MPs are calling for a change in the law that would give grandparents a right to see their grandchildren.
If the amendment was actioned, it would give grandparents rights to contact with grandchildren who they may not otherwise have been able to see due to a change in circumstances like divorce.
Conservative MP Nigel Huddleston and Labour MP Darren Jones were among those backing the proposals.
"Divorce and family breakdown can take an emotional toll on all involved, but the family dynamic that is all too often overlooked is that between grandparents and their grandchildren,” said Huddleston, during the parliamentary debate.

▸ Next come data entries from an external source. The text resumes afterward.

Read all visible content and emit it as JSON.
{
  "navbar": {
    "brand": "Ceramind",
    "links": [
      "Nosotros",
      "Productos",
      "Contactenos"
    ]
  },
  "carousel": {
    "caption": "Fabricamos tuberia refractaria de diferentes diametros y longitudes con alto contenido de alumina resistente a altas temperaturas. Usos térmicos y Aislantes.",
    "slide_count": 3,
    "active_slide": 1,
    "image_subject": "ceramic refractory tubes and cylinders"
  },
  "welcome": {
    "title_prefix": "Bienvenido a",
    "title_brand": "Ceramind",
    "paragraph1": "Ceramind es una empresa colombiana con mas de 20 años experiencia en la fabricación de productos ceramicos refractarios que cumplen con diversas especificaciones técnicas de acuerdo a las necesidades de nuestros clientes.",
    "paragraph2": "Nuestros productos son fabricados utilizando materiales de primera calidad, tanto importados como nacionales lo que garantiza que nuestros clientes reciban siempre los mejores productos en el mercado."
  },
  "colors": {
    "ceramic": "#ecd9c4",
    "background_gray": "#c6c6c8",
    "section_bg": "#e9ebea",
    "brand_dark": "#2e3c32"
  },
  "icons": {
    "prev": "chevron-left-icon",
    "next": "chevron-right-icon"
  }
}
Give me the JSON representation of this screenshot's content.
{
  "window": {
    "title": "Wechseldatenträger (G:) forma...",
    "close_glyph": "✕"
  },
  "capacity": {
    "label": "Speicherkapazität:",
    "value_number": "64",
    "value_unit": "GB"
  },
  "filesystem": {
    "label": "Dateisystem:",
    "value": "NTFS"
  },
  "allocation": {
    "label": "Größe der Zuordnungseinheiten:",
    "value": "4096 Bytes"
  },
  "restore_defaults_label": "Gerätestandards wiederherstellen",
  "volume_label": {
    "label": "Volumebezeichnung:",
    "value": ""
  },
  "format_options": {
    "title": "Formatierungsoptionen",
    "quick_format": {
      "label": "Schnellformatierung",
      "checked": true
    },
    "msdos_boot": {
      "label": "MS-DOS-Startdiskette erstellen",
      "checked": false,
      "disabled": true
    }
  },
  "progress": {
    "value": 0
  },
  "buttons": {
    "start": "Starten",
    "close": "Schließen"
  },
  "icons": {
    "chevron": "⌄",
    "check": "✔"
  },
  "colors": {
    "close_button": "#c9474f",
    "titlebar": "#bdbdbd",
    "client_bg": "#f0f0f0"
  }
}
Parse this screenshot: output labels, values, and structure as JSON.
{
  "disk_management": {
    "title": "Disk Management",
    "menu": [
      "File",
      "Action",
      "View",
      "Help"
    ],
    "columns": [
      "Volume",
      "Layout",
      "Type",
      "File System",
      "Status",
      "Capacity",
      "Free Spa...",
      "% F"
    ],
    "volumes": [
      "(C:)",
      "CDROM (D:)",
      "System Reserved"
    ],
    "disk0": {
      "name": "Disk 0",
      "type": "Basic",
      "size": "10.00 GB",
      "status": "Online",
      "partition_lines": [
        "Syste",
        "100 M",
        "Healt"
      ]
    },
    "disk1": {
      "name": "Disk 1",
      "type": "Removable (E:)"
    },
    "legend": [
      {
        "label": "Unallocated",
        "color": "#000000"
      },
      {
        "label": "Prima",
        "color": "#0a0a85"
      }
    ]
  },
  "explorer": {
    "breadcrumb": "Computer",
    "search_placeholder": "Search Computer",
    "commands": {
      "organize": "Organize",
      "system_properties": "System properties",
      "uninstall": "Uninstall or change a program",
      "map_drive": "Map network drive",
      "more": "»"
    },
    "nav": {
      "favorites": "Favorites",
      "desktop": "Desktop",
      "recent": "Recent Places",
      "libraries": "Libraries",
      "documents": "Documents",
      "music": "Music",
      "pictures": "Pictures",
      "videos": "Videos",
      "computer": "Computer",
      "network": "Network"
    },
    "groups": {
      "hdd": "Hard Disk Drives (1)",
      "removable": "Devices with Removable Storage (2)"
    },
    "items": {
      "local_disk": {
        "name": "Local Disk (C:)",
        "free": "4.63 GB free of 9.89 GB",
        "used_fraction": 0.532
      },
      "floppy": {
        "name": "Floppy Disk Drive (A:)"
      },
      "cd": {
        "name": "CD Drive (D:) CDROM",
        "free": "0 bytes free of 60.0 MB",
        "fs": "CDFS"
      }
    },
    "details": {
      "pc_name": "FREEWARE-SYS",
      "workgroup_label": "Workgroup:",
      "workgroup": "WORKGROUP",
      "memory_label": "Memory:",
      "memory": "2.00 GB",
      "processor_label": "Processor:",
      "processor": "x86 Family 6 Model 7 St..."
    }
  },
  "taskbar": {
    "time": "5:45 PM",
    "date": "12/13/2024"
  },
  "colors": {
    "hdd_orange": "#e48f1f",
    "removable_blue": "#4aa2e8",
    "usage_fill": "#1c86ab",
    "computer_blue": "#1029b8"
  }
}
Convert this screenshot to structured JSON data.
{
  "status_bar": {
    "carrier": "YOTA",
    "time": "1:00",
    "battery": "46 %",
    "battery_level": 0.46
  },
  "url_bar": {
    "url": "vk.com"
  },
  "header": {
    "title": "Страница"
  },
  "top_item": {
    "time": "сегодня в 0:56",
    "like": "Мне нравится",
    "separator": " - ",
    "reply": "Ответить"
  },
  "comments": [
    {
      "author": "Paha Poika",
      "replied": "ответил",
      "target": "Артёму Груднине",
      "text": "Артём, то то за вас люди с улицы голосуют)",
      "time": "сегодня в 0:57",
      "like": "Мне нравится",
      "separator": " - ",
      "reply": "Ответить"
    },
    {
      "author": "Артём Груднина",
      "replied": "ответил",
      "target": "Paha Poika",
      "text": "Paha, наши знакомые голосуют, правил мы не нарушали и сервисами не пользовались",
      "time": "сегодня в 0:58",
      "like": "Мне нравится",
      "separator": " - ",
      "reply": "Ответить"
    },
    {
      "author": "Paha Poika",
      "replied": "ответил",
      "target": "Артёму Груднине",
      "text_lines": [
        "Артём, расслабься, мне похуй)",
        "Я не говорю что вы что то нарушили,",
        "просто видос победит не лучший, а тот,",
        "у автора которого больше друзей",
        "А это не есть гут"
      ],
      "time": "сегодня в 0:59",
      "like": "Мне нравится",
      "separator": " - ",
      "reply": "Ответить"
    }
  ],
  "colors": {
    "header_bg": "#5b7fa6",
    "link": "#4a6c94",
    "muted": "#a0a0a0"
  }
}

"When access to grandchildren is blocked, some grandparents call it a kind of living bereavement."
Dame Esther Rantzen is also a supporter of the proposals, and is a patron of the Bristol Grandparents' Support Group, which was set up by grandmother Jane Jackson after becoming estranged from her own granddaughter.
"It's such an important relationship," she said.
The MPs are seeking changes to the Children’s Act to include a child’s right to a close relationship with members of their extended family.
A Ministry of Justice spokesman told the BBC: “The welfare of a child is the primary consideration for the family courts and steps are taken wherever possible to reduce the impact of family conflict on children when relationships end.
"We will consider any proposals for helping children maintain involvement with grandparents, together with other potential reforms to the family justice system, which are currently being looked at."
The amendment would also cover other relatives, like aunts and uncles.
The law as it stands means relatives have to apply for a court order for access to the children they wish to see, but before they can apply for the order they must seek permission from the Family Court to do so.